In prepping this review, I read every word of some of the most boring, variable-annuity product plan documents you can imagine — three company contracts from 2008, 2014 and 2018, plus The National Association of Insurance Commissioner’s Buyer’s Guide To Deferred Annuities.

So, about the complexity of fixed-index annuities and their variable-annuity cousins — both give the buyer exposure to “the market,” but in an indirect way.

With a fixed-index annuity, you give your money to an insurance company, and it promises to credit your account with some of the gains of a stock market index, such as the S&P 500 of large-cap companies or the Russell 2000 index of small-cap companies. But exactly how it does that is usually calculated in a complex way.

The insurance companies’ value proposition is that they say you can participate on the upside when the stock market appreciates, but they will provide some protection from loss when the stock market either drops below the amount you put in or below the previous year’s high-water mark. It’s the “some market upside and some safety” combo platter. Sometimes that’s protection against a 10% drop in the market, sometimes it’s against any loss of principle.

But how do they provide this “safety”? A bunch of ways.

Sometimes the contract limits your upside by a “participation amount” such as 80 percent of the index gains. So if the market index returns 10 percent, you get credit for just an 8 percent annual gain.

Another feature might be a “performance cap” that limits the amount an insurance company will need to credit you with in a bull market. The market went up 12 percent? Sorry, your gains are only 9 percent.

You might pay a “spread rate” — that’s a percentage of market gains by which your insurance company subtracts your returns. Spread rate doesn’t sound like a fee, but that’s what it is.

A particularly devious way to limit your returns is to only credit the price change of an index, but not the dividends you would have received if you owned the index in a brokerage account. As I’ll explain in a future column, that might mean you’ve left half your gains on the table.

How does the company handle all this complexity?

As Jefferson Bank’s contract clearly states: “Subsequent Accumulation Unit Values for each Sub-Account are determined by multiplying the Accumulation Unit Value for the immediately preceding Valuation Period by the Net Investment Factor for the Sub-Account for the current period.”

It goes on like this for a couple of pages. I’ve read all the words, and my head hurts.

Let’s go to the AXA Equitable document, to figure out our “Guaranteed Annual Withdrawal Amount.” Well, you see it’s, the, um …

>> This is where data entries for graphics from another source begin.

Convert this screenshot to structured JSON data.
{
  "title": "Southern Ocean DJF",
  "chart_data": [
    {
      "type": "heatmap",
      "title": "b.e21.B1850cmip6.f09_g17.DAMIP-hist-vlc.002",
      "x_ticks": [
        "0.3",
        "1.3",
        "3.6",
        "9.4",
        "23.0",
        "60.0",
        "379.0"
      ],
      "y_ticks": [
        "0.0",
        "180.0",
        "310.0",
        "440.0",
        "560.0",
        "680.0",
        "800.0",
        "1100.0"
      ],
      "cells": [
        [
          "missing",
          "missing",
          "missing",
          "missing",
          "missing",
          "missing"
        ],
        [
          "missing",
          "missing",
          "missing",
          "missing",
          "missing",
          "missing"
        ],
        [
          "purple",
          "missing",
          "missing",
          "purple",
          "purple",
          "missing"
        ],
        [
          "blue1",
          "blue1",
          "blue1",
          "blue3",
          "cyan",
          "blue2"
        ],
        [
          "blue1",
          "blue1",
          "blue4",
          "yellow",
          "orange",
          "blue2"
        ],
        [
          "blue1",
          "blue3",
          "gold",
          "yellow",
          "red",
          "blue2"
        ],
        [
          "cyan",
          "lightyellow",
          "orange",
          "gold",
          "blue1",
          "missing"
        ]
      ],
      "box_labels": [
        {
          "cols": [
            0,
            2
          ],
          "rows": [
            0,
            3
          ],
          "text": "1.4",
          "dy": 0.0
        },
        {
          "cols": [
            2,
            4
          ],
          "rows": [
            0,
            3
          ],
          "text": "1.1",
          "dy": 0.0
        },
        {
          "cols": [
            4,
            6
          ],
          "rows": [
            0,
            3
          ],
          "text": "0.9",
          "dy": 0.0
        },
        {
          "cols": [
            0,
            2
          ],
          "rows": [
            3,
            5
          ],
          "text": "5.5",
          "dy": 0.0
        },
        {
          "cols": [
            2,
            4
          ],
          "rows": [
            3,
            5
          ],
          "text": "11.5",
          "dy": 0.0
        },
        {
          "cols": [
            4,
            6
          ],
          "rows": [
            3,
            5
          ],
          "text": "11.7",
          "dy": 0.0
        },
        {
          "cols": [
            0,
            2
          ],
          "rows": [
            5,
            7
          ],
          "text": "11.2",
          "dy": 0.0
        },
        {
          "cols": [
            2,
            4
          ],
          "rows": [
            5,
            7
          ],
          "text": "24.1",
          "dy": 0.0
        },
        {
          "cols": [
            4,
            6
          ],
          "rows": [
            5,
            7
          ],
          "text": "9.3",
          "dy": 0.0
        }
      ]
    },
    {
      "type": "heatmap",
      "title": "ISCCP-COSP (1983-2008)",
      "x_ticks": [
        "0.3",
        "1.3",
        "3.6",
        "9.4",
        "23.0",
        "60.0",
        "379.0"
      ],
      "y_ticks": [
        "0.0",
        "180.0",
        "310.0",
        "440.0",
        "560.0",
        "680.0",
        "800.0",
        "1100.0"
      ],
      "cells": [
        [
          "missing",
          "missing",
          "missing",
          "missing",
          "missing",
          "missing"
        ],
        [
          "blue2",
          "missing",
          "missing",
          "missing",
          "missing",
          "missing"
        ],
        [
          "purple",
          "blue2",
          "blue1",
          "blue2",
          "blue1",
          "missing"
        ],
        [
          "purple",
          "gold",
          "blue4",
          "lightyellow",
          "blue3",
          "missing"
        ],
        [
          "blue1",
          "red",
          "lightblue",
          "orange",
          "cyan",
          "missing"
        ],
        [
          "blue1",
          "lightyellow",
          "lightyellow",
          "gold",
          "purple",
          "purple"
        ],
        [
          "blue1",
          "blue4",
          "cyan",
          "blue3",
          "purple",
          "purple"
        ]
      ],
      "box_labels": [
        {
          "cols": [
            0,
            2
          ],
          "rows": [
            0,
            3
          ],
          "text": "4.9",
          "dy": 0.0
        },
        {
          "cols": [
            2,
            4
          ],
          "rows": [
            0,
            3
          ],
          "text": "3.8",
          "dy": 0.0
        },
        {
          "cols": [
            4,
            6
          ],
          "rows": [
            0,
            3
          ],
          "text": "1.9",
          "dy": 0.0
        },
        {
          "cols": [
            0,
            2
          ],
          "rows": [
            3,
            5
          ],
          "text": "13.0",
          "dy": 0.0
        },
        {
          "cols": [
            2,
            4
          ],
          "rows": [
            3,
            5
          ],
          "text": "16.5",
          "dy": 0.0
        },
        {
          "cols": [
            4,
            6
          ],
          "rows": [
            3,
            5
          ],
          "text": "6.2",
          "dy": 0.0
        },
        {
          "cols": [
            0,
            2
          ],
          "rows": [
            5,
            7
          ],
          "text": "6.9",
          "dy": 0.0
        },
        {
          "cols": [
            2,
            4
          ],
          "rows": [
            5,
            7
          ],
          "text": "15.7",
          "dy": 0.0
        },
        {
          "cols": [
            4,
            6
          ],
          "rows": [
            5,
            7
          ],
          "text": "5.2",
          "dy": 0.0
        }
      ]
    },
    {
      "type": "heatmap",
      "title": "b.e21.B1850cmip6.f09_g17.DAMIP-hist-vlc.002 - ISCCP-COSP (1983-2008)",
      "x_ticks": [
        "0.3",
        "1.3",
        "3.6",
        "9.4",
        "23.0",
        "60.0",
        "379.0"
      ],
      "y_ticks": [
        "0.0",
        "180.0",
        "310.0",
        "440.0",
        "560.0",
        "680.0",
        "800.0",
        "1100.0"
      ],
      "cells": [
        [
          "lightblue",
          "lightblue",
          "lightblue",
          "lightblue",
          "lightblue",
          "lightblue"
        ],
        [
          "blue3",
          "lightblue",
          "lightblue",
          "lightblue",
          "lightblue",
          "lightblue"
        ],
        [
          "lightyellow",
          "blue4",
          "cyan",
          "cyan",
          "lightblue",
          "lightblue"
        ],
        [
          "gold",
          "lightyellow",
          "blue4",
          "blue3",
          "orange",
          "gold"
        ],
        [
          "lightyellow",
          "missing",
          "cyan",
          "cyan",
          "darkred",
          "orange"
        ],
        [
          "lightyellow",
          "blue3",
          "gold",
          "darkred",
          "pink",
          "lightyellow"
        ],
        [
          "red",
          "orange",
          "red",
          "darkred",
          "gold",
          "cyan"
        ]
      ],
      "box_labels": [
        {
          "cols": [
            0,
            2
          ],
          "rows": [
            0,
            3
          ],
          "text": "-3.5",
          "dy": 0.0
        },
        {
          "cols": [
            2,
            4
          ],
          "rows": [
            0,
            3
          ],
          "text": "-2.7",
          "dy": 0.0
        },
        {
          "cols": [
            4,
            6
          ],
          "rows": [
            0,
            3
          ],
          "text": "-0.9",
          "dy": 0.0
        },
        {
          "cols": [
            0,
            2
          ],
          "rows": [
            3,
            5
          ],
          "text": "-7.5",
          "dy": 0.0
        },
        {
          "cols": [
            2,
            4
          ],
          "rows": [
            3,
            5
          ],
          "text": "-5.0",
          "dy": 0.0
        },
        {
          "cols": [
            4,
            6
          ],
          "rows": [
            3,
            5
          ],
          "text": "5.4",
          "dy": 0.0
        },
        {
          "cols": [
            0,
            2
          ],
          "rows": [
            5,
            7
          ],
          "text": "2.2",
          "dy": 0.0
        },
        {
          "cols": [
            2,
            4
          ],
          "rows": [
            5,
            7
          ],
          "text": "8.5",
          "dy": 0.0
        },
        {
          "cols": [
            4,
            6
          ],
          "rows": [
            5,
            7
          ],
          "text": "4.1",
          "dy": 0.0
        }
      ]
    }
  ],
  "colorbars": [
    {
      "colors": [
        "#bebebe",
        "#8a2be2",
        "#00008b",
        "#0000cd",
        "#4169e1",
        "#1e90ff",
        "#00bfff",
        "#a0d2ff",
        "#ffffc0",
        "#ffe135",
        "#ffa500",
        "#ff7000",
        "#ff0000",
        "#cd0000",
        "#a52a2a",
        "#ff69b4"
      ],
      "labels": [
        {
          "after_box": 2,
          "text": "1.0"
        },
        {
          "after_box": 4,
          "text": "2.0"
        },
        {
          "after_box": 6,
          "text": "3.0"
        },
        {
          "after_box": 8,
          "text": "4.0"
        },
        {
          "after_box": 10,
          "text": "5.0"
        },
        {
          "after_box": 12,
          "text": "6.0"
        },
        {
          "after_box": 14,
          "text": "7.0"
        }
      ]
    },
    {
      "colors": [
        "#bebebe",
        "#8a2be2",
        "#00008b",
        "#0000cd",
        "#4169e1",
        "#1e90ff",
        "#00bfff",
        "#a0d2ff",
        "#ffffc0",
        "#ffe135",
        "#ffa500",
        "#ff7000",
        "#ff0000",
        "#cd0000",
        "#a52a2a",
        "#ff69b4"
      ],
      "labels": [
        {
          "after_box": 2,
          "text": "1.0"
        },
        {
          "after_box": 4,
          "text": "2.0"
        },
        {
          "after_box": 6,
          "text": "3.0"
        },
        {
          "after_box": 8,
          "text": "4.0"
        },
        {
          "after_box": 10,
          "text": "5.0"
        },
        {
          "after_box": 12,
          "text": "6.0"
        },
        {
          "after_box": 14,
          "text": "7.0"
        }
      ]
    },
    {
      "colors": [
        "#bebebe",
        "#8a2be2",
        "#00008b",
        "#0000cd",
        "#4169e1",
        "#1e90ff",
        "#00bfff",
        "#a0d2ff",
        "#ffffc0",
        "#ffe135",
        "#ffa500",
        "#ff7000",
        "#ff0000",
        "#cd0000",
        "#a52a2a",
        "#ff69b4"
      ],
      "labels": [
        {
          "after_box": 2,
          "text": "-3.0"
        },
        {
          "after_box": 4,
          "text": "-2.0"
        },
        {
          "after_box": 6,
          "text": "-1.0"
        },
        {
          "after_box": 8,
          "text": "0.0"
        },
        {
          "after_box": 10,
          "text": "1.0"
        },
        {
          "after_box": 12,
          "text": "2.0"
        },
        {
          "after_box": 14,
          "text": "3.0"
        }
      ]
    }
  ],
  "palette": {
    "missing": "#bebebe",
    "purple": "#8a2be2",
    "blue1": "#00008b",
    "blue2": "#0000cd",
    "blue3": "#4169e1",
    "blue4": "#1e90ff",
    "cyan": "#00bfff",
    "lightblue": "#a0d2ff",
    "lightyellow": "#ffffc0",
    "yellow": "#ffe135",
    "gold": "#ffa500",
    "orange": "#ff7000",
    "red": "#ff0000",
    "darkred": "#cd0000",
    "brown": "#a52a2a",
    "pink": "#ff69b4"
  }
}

1. “The sum of contributions that are periodically remitted to the PIB variable investment options, multiplied by the quarterly Guaranteed Withdrawal Rate (GWR) in effect when each contribution is received, plus

2. “The sum of (i) transfers from non-PIB investment options to the PIB variable investment options and (ii) contributions made in a lump sum, including but not limited to, amounts that apply to contract exchanges, direct transfers from other funding vehicles under the plan, and rollovers that are allocated to the variable investment options, multiplied by the Guaranteed Transfer Withdrawal Rate (GTWR) in effect at the time of the transfer or contribution, plus

3. “The sum of any Ratchet Increase.”

Got it?

OK, here’s what you do need to know. You can’t independently observe their math. You own rights to a complex derivative — that’s not what they call it, but that’s what it is — and only they can tell you what that derivative is worth.

With a regular brokerage account, by contrast, you would see an observable market price for a mutual fund or a stock or a bond.

Remember, anything you don’t understand can and will be used against you.

Do you want your money back yet? You can’t have it.

Generally, once you’ve annuitized, you can’t accelerate or change your fixed-rate annuity. Prior to annuitization, you can have some, but you will probably pay surrender or withdrawal charges on any fixed-index or variable annuity that you want to get out of. You may be able to get 10 percent of your money back each year without penalty, but for additional funds you should expect to pay a 5 percent fee under many contracts, with a slowly declining penalty amount per year.